The UV coordinates of the mesh aren't guaranteed to be 0,0 to 1,1, like if the sprite is in an atlas
And that makes sense, because it is within an atlas. So I guess then that I need to move the texture coords to "local space" by subtracting?
Yeah, if you can get the sprite's offset from 0,0 and its size in the shader
I don't know if that's something Unity exposes or if that's something you'd have to pass manually through script
I'm looking inside UnitySprites.gcinc
struct appdata_t
{
float4 vertex : POSITION;
float4 color : COLOR;
float2 texcoord : TEXCOORD0;
UNITY_VERTEX_INPUT_INSTANCE_ID
};
Looks like you're right @low lichen, I have to send in the Rect
I'm surprised Unity doesn't already. Feels like that would be a common requirement for custom sprite shaders, especially if you're sampling other textures in it and need normal UVs
Okay, I pass in the float2 startTexcoord = float2(_Rect.x, 1.0 - _Rect.y);
_Rect: (topLeftX, topLeftY, bottomRightX, bottomRightY)
I can sample both the blue and magenta pixels
So, to get the relative tex coords, I do: float2 relTexcoord = IN.texcoord - startTexcoord;
But if I do something like:
if (relTexcoord.y >= 0.5) { c = fixed4(1,0,0,1); }
It doesn't work
The branch isn't taken
You have to account the size of the rect as well
What do you mean?
I think after you correct the offset, you have to divide by the size of the rect.

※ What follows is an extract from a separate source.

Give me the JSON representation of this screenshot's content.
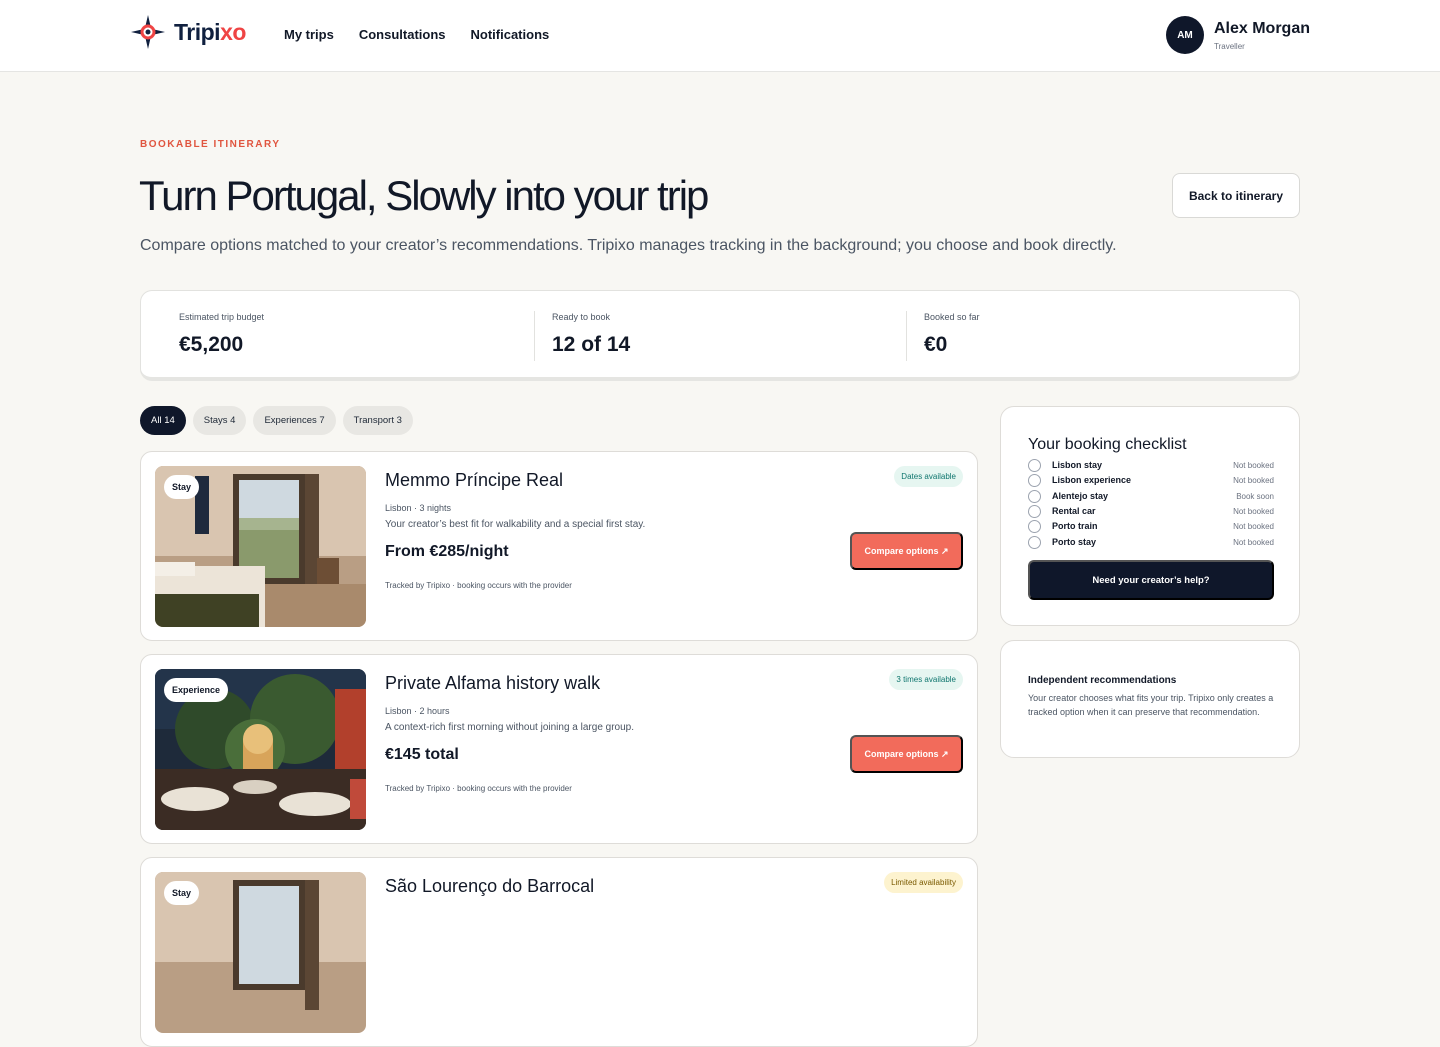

Hm, that's not working, but I think it makes sense
Just focusing on Y, float H = _Rect.w - _Rect.y
Basically, I need to scale it down from 0 to 1
relTexcoord.y = (IN.texcoord.y - startTexcoord.y) / H;
Got it... had my _Rect values wrong
Hi. My game is 2D, UI elements mainly. Is there a tutorial how can i for example make some shaders for my UI Images? I would like to make some border-glow effect
and i fix this how exactly
failed to open source file: 'Packages/com.unity.render-pipelines.high-definition/Runtime/VFXGraph/Shaders/VFXDefines.hlsl' at kernel CSMain
i have that folder only suffixed with version
huh. after i actually opened it - it reimported itself
weird
Question. I have a yellow overlay that I have added to my PBR shader (LWRP)
However, if I made the shutter material a 1.0 metal, this happens
It sort of overrides the overlay. I'm guessing this makes sense, but if I'm doing something stylistic is there a way to keep the yellow overlay for metal materials?
can you elaborate on what you mean by overlay? when something is set to metal I believe the behavior is that the diffuse color becomes the specular tint and all diffuse color is removed
@shell walrus @lime viper is correct, the diffuse color amount is basically 1 - metallic value, so zero in your case.
What is your smoothness set to?
you might get closer to what you are expecting by setting it to a lower value
hmm, my roughness is coming from a texture map ****
I can temporarily try and enter values instead to test
I imagine you haven't set up reflection probes that will be capturing the yellow from the environment too
When I try it with a standard shader, the metallic is tinted by the Color.
URP Lit
weird, I have a exposed roughness value now and when I slide it the material preview updates but it doesn't in the scene (I have saved the shader)
This is Lwrp, PBR
Yeah, URP is the new LWRP. But versions may make a diff I suppose.